What gets me excited is that we have this facility at the Albany Institute where I can handle amazing things and share them with the Albany community and other visitors. I love the power of the authentic object. Having a facility where the climate and security are top-notch allows me to dream really big.
I like getting people excited about history and I will piggyback on things that are popular in pop culture. People think that I curate a lot of costume shows, which I do because we have an audience for that but it’s actually exhibitions about the anti-suffragists [Spotlight: Albany and Anti-Suffrage] and the Schuyler Sisters [The Schuyler Sisters and Their Circle] that get me more excited because of their stories and they’re real people. I remember getting the email from the Rare Book & Manuscript Library at Columbia University for Eliza Schuyler Hamilton’s wedding ring and it was beyond what I had expected… to get that ring back to Albany where Hamilton put it on her hand. It came here and I never got to touch it, you know, because the courier came and we stitched it into the case, highly alarmed, but it was powerful to think about what that ring witnessed.
I can’t tell the whole story in an exhibition label and that’s why I do a lot of gallery tours. You can only say so much in a label and I really like to tell people what goes into curating an exhibition like that because it helps people from outside the museum world understand.
Photo courtesy of Albany Institute of History & Art
Can you describe a favorite day on the job?

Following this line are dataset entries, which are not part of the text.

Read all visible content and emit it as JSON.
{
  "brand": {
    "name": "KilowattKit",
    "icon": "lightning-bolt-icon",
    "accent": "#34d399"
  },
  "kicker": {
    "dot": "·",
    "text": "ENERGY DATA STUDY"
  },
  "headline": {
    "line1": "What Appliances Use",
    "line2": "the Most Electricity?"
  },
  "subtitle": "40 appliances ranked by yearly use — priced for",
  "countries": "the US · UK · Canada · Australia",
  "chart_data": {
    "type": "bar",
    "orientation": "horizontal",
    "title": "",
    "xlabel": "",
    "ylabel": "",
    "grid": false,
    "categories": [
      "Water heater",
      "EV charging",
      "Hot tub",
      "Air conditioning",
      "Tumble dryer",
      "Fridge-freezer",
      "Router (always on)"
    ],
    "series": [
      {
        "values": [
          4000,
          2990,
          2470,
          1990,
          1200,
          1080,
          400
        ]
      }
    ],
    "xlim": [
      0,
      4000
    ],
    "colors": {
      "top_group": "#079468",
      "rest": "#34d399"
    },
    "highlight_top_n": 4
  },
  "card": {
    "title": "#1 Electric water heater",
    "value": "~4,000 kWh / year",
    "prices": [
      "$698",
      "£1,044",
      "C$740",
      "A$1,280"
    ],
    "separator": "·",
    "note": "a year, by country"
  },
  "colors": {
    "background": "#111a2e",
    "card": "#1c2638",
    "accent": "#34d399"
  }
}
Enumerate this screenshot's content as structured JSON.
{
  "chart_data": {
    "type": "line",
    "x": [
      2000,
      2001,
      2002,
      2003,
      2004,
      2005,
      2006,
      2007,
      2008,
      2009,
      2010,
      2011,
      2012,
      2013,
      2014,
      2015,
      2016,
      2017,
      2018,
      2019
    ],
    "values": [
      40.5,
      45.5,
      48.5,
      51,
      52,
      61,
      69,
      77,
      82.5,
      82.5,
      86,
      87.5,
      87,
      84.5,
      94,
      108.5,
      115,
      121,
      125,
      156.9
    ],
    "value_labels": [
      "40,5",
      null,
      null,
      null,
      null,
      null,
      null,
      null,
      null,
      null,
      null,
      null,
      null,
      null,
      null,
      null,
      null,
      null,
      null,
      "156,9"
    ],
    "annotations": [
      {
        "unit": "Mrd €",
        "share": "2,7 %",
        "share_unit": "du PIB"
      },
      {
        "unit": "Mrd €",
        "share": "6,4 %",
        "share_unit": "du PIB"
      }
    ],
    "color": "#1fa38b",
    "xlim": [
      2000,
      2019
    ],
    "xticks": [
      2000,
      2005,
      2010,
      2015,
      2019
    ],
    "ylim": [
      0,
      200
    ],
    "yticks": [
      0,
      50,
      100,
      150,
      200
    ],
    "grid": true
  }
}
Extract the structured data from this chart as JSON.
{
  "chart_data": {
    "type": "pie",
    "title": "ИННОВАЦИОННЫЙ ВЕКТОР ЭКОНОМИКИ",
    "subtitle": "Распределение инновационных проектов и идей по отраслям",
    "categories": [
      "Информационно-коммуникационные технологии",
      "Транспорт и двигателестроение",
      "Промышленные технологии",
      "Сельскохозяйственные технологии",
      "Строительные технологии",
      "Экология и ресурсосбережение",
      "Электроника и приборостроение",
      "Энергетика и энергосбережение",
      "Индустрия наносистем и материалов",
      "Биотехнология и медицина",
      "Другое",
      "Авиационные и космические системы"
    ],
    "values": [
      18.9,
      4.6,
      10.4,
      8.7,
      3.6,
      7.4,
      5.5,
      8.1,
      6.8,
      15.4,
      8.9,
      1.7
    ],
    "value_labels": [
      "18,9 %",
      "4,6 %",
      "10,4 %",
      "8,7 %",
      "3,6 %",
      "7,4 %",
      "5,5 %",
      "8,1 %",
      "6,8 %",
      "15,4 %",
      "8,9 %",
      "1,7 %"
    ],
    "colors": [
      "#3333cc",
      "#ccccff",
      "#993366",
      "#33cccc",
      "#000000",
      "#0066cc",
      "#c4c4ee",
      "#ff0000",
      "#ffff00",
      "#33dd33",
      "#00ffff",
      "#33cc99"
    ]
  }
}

I love walking through the galleries and seeing people enjoying the exhibitions. Sometimes the most trivial thing has a great story and in the end, I love the objects...they don’t talk back to some people, but they do to me. I can make an object ‘talk’ in different ways and sometimes the same objects are in five different exhibitions for five different reasons.
What is your superpower?
My master’s degree is in museum studies and I study antiques. I got to turn my hobby into a career and I’m incredibly lucky. I work with the museum staff to create the look of the exhibits. I get to create the installations that showcase the objects and the environments to help tell the story. I always knew I’d be in the creative field and I think museums are more creative than people give them credit for. I think that I can create anything on a relatively low budget –which I think is a strength because we often have to stretch small pots of money to fit big projects.